The charges carry up to 11 years in prison, but prosecutors and the defence reached an agreement for a lighter sentence, the length of which was not disclosed.

"They were being very persistent, bugging me, so I said, 'OK, whatever'"

Lynndie England

A military jury will convene on Tuesday to determine her punishment; she will get the lesser of the jury's sentence or the term agreed on in the plea bargain.

If she had been convicted as charged, she could have been jailed for 16 1/2 years.

The judge asked her about a photo depicting her smiling and pointing at a naked detainee's genitals while smoking a cigarette. England said she replied: "No, no way" at first when a fellow soldier asked her to pose for the picture.
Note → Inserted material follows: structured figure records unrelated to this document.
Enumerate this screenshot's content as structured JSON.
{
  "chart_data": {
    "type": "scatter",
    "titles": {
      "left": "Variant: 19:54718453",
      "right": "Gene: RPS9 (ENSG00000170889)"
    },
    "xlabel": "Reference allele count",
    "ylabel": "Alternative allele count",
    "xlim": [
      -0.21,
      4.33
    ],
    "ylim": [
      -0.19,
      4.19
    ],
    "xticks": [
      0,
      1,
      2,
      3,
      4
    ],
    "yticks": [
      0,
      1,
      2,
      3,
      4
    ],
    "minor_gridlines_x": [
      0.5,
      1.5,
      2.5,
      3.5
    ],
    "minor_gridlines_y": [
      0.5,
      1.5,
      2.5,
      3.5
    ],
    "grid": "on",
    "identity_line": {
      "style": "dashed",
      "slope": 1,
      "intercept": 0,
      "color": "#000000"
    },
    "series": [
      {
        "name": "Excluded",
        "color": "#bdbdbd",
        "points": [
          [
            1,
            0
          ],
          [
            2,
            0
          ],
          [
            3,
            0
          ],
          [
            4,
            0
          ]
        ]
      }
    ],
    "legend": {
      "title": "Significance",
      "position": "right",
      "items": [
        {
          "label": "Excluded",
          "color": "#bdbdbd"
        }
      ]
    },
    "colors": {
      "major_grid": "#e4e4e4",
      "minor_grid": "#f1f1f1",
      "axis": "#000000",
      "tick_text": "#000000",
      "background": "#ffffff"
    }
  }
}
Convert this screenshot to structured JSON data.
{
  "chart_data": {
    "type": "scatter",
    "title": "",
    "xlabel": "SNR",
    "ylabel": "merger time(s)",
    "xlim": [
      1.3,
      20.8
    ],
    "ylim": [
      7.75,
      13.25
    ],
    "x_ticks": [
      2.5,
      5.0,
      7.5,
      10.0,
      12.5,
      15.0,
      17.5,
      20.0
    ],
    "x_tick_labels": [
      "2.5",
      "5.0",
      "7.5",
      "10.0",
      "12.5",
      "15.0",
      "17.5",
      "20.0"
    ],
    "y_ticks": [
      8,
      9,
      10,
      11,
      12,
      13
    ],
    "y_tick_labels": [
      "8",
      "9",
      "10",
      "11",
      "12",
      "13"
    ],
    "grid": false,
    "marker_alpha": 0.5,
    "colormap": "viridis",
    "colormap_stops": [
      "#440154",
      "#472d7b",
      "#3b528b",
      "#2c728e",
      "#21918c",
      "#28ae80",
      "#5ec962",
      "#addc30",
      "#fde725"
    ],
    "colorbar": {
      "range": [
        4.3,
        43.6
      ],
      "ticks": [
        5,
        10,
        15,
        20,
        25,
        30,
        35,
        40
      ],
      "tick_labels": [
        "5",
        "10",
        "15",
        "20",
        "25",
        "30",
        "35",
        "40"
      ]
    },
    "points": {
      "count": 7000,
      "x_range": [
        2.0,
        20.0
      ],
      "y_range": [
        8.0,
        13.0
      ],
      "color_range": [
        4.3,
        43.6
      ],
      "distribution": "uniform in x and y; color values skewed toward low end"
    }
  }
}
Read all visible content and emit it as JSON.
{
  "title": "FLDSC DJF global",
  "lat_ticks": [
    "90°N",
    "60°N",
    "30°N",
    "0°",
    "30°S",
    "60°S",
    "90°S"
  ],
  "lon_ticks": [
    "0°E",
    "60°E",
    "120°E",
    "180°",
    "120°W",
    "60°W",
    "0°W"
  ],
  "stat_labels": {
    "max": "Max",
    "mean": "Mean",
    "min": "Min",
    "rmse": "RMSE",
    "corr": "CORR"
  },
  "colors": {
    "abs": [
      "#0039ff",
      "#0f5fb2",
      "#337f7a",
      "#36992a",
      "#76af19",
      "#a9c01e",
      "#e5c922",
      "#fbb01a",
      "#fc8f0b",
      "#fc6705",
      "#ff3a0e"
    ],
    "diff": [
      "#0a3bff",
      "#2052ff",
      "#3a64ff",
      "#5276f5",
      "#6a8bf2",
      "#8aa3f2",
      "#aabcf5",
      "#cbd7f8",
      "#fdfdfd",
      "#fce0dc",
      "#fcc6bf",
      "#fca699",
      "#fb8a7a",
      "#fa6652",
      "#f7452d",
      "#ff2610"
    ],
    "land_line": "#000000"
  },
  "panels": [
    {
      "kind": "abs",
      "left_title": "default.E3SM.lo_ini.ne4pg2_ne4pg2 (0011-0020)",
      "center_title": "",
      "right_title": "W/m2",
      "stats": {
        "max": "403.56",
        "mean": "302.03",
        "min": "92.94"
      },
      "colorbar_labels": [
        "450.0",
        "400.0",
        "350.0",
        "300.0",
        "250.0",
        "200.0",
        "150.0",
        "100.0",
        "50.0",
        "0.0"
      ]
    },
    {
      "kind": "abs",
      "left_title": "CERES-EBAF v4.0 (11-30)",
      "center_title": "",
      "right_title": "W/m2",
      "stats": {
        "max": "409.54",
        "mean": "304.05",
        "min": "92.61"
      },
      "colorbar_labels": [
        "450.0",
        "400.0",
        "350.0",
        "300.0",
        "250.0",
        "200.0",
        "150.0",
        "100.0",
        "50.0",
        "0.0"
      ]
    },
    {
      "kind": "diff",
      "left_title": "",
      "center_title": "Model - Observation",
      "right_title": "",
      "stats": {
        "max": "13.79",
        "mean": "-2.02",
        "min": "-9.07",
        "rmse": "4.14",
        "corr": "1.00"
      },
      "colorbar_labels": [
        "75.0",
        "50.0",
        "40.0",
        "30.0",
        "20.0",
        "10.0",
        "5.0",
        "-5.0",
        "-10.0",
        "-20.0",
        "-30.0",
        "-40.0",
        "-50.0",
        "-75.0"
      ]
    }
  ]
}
"But they were being very persistent, bugging me, so I said, 'OK, whatever'," she told the judge.

Military image tarnished

The plea bargain settles one of the most prominent cases to come out of the Abu Ghraib scandal, which damaged the image of the US military and sparked outrage against the United States around the globe.

England (C) posed for pictures
with naked Abu Ghraib detainees

England became a central figure in the scandal after photos emerged last year showing her and others sexually humiliating Iraqi prisoners.
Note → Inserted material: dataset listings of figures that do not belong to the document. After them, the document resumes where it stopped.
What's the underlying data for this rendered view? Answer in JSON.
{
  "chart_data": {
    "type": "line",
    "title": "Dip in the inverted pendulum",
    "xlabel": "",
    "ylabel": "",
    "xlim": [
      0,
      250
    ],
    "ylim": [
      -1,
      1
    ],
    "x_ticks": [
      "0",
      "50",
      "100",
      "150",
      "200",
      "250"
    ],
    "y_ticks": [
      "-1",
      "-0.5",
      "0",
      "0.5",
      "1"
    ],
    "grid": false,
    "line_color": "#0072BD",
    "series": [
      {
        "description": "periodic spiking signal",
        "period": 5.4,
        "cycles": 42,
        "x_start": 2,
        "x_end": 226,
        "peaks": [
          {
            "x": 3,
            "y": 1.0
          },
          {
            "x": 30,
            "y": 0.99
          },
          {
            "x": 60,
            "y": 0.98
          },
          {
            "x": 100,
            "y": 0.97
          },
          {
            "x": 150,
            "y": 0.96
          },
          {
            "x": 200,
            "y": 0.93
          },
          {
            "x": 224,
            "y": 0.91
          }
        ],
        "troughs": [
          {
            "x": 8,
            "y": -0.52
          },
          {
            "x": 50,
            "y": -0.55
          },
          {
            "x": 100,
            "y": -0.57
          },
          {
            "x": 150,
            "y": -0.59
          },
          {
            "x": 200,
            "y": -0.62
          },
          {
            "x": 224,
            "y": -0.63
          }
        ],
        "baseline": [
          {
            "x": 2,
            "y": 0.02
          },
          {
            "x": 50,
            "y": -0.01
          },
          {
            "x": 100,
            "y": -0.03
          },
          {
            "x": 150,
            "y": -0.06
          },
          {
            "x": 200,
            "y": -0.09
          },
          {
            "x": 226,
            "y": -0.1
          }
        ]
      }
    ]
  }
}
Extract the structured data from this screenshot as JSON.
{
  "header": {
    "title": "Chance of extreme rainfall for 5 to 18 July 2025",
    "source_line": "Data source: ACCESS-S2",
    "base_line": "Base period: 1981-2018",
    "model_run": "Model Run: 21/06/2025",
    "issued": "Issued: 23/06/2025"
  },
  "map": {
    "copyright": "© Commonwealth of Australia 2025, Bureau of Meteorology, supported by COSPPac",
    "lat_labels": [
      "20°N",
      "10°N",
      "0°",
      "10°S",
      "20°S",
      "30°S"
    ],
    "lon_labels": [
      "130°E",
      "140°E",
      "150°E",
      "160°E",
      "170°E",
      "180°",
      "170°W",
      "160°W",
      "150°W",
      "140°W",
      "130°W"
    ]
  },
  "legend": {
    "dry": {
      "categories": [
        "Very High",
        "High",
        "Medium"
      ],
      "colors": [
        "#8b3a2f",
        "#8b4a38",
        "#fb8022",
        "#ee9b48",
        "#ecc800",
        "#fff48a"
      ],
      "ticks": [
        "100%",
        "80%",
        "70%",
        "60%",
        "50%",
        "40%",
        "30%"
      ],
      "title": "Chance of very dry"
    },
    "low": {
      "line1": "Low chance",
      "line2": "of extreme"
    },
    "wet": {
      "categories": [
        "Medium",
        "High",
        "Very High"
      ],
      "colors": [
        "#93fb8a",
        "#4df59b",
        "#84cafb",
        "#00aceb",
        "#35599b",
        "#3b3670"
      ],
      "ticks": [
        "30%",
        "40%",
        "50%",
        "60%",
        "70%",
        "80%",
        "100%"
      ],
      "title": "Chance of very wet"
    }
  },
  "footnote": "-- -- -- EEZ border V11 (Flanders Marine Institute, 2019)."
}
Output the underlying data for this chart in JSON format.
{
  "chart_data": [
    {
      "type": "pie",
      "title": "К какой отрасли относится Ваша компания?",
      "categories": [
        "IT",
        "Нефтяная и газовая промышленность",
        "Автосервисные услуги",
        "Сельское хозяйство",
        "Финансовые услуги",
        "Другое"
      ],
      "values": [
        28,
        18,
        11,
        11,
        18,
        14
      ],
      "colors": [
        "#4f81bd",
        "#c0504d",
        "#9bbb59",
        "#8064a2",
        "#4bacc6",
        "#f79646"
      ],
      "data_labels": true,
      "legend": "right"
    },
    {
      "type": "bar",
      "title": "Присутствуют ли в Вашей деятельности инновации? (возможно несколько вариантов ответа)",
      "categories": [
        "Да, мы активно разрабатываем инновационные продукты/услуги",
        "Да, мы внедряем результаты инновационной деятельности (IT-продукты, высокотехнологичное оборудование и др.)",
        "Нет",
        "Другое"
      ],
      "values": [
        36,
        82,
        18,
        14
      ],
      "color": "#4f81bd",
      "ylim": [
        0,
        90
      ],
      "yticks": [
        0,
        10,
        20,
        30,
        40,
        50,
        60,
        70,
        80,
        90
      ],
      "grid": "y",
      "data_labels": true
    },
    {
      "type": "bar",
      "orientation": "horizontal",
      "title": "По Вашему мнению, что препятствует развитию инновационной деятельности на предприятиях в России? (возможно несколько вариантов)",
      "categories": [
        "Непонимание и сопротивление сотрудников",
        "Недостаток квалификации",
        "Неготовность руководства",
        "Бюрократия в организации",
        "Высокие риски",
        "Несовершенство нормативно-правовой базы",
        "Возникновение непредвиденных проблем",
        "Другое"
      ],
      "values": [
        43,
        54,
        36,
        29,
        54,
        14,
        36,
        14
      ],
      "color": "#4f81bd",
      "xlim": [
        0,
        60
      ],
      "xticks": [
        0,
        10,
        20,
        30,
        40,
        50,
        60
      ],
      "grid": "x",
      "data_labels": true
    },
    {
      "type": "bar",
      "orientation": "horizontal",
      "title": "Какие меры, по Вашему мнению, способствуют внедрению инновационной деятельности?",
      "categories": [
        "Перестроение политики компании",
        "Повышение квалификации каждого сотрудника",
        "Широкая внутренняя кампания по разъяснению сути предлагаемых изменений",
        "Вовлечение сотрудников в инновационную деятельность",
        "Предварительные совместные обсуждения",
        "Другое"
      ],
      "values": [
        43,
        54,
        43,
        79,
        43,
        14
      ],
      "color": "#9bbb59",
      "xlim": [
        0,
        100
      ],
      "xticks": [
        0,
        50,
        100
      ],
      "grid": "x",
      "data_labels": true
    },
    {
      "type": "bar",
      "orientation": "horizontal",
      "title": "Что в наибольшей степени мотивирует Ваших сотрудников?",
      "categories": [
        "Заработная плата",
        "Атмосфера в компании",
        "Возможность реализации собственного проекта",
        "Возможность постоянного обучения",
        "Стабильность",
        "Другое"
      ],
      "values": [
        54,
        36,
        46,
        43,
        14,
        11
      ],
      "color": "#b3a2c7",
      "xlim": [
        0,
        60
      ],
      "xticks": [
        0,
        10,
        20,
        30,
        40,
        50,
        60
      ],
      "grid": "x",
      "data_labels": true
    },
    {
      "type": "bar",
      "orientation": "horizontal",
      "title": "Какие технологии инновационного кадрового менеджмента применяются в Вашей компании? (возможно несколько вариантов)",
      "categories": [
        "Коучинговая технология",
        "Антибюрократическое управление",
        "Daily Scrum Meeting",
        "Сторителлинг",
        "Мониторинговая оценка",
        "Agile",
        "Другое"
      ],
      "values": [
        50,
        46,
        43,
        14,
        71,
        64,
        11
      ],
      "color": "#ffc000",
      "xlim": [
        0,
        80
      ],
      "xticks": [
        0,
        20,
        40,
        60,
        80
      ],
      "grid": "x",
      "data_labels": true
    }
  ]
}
One of the photos showed her holding a hooded, naked prisoner on a leash. Another showed her smiling and giving a thumbs-up next to nude prisoners stacked in a pyramid.

England's lawyers have argued that she and others in her military police unit were acting on orders from military intelligence officers to "soften up" prisoners for interrogation.

Having fun

But army investigators testified during hearings last summer that England said the reservists took the photos while "they were joking around, having some fun".

The judge, Colonel James Pohl, went through each photo while asking England about her actions at Abu Ghraib in the fall of 2003.

"I could have said no," she said. "I knew it was wrong." 

"I could have said no. I knew it was wrong"

Lynndie England

She told the judge that Private Charles Graner Junior, the reputed ringleader of the abuses and the man said to be the father of England's infant son, put the leash around the prisoner's neck in order to take him from one cell to another.

When the prisoner resisted, she told the judge, Graner said to her: "Hold this, I'm going to take a picture." Pohl asked if she thought the leash was a legitimate way to control the detainee.

"I assumed it was OK because he was an MP," England said of Graner. "He had a background as a corrections officer."

Graner was convicted in January on a range of abuse charges and sentenced to 10 years in prison.

Mental problems

England's lawyer Rick Hernandez said last week that the defence would present evidence during the sentencing that England had severe learning disabilities and mental problems. He said there had been no decision on whether she would testify.

Graner is expected to testify for the defence during England's sentencing as early as Tuesday. 

The defence says England (L) has
mental problems

England entered guilty pleas to two counts of conspiracy to maltreat prisoners, four counts of maltreating prisoners, and one count of committing an indecent act. Prosecutors agreed to drop another count of committing an indecent act and one count of dereliction of duty.

England, from Fort Ashby, West Virginia, is one of seven members of the Maryland-based 372nd Military Police Company charged with humiliating and assaulting prisoners at Abu Ghraib.

Four other members of the 372nd and two low-level military intelligence officers have entered guilty pleas, with sentences ranging from no prison time to 8 1/2 years.

The only soldier to stand trial so far is Graner. Specialist Sabrina Harman, a former Abu Ghraib guard, is scheduled to go to trial at Fort Hood next week.

Several investigations have been conducted, but so far only low-level soldiers have been charged, although the defendants have alleged that high-level officials condoned the abuse.